スイスはゆとり教育か | 生物学者ママの実験的スイス生活

生物学者ママの実験的スイス生活

スイスドイツ語圏最大の都市で、仕事と子育てに奮闘中の研究者ワーママ。人生の3分の1以上をすでにスイスで過ごし、すっかり現地に同化中。
夫ともはやチビではない息子たちとの家族4人の日々の生活を、生物学者としての視点で(独断と偏見も交えつつ)考察します。

スイスの小学校は昔も今もゆとりである。たとえば、小学校1年生の算数は20まで数えられて簡単な計算ができればOKといわれている。

例えば日本と比べると、全般的にそれほど学習内容は難しくない。

必要最低限レベル、という感じがする。

 

最も力を入れているのは語学教育のようにおもう。

小学校のうちに、英語とフランス語が始まる。

家でドイツ語以外を(も)話している家庭もおおいだろうから、自然と多言語話者が増えることになる。

うちの子達も、うまくいけば日独英仏のマルチリンガルに仕上がるというわけだ。

(日常会話レベルをこなすのと、高度な思考ができる語学力には大きな差がある、という点はさておき)
 

日本はどちらかというと国民全体を底上げした教育を施しているが、スイスは必要な一部にだけ高等教育を施し、あとは必要に応じて、もしくは最低限のみ、というメリハリをつけているように感じる。

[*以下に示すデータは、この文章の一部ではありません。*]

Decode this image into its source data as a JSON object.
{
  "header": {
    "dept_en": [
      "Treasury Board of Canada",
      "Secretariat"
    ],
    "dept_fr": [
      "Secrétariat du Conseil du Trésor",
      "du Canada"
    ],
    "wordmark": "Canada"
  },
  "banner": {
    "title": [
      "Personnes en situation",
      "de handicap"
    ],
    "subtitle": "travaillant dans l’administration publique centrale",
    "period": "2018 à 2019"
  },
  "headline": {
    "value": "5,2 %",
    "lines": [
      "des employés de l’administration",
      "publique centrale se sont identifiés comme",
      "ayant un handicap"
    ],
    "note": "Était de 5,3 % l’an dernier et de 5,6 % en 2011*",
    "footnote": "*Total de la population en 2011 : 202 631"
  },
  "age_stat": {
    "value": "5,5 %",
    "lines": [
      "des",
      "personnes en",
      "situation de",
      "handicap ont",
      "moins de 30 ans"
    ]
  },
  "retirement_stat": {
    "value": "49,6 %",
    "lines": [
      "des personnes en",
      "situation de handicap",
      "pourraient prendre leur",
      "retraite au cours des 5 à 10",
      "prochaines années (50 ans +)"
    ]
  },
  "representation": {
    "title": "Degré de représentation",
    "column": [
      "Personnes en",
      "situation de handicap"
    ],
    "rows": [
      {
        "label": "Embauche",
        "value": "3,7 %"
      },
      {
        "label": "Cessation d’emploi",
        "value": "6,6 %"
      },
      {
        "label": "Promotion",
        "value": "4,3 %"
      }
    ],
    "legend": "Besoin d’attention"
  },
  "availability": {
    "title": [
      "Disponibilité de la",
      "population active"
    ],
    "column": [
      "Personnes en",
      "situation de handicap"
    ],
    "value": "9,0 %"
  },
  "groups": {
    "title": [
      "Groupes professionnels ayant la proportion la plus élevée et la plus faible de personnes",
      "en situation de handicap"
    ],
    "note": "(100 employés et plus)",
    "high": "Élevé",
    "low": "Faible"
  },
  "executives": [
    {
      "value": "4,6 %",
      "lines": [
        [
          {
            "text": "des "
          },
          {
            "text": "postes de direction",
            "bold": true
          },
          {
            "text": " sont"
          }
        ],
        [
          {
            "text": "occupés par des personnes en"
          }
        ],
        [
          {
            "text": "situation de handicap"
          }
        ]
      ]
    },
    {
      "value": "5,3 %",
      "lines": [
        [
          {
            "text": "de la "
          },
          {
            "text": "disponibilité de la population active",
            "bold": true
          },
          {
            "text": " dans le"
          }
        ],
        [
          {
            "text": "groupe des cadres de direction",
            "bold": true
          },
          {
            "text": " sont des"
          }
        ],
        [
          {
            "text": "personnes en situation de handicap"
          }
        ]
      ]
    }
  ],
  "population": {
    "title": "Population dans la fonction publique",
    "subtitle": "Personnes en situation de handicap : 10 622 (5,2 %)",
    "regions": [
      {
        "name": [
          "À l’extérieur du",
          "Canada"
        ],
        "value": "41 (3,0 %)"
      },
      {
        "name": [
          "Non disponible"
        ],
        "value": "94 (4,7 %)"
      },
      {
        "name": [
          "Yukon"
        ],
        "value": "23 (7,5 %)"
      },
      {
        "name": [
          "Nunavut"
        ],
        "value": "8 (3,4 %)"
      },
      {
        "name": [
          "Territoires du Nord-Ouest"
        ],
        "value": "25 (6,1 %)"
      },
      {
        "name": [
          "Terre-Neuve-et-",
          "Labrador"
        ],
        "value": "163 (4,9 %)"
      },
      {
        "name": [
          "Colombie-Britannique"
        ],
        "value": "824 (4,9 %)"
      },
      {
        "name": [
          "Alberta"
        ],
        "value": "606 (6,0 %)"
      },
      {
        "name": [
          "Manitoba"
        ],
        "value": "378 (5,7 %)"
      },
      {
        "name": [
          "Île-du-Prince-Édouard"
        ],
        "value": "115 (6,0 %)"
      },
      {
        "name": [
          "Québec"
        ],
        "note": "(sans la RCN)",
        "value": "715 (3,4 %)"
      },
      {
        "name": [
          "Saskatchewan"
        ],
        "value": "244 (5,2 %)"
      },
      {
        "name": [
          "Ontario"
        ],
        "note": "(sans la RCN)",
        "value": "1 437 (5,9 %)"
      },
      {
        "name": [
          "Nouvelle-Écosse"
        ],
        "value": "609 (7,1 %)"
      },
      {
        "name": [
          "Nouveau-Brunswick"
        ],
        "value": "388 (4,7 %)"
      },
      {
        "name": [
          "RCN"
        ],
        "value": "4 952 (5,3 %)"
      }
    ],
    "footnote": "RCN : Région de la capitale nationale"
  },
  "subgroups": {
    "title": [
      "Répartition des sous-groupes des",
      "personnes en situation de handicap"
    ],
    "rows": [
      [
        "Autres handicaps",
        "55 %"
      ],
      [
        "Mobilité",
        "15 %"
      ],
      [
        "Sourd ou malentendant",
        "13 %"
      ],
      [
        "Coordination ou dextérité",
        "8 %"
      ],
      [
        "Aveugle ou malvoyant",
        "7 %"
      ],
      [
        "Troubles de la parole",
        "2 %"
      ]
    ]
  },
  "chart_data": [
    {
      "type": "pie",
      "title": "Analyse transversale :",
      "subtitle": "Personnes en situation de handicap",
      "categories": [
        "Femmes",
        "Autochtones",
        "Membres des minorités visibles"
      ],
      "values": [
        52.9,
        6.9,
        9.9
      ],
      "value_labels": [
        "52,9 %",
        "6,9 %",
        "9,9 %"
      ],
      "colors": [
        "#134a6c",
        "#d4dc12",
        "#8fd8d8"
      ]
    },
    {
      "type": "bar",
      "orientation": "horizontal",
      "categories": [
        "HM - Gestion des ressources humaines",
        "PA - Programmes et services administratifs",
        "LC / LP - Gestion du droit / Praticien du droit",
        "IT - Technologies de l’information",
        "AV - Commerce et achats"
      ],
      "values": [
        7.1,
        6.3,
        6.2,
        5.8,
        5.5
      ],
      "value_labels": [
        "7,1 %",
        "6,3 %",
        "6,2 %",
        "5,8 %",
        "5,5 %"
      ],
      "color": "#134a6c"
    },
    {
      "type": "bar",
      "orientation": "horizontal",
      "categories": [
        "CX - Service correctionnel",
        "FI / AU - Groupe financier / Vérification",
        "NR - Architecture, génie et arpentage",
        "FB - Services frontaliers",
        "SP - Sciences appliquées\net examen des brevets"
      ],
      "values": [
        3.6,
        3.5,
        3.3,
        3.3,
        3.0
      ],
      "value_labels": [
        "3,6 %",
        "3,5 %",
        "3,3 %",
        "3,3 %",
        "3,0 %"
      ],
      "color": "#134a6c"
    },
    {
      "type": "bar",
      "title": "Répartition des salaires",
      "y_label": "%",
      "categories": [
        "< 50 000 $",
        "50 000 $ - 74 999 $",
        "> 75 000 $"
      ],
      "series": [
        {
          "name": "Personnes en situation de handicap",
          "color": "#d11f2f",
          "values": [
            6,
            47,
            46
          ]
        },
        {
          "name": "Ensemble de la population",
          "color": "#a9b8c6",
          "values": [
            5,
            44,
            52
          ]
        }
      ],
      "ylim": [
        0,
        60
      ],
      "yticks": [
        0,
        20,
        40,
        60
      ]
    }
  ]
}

たしかに、かならずしも全員に高等教育は必要ないのかもしれない。

むしろギムナジウム以外のスイスの学校は、職業訓練志向をとても重視している。

 

基本ゆとり教育にも関わらず、それでも国自体はそこそこうまく回っているのは、このメリハリと職業訓練重視のお陰が大きいように思う。

 

また、職業による収入の差がそれほど激しくないのも特徴だ。

たしかに高収入な一部特殊な職業もあるが、おしなべて収入は高め。国際的な平均ではかなり上位のレベルだ。

スーパーのレジうちのおばちゃんやレストランのサービス係ですら、日本の会社員レベル以上のお給料をもらっている。(ただし物価も高いのは事実だが)

そのため、かならずしも高等教育を志向する必要はないというのが一般的な考え方のようだ。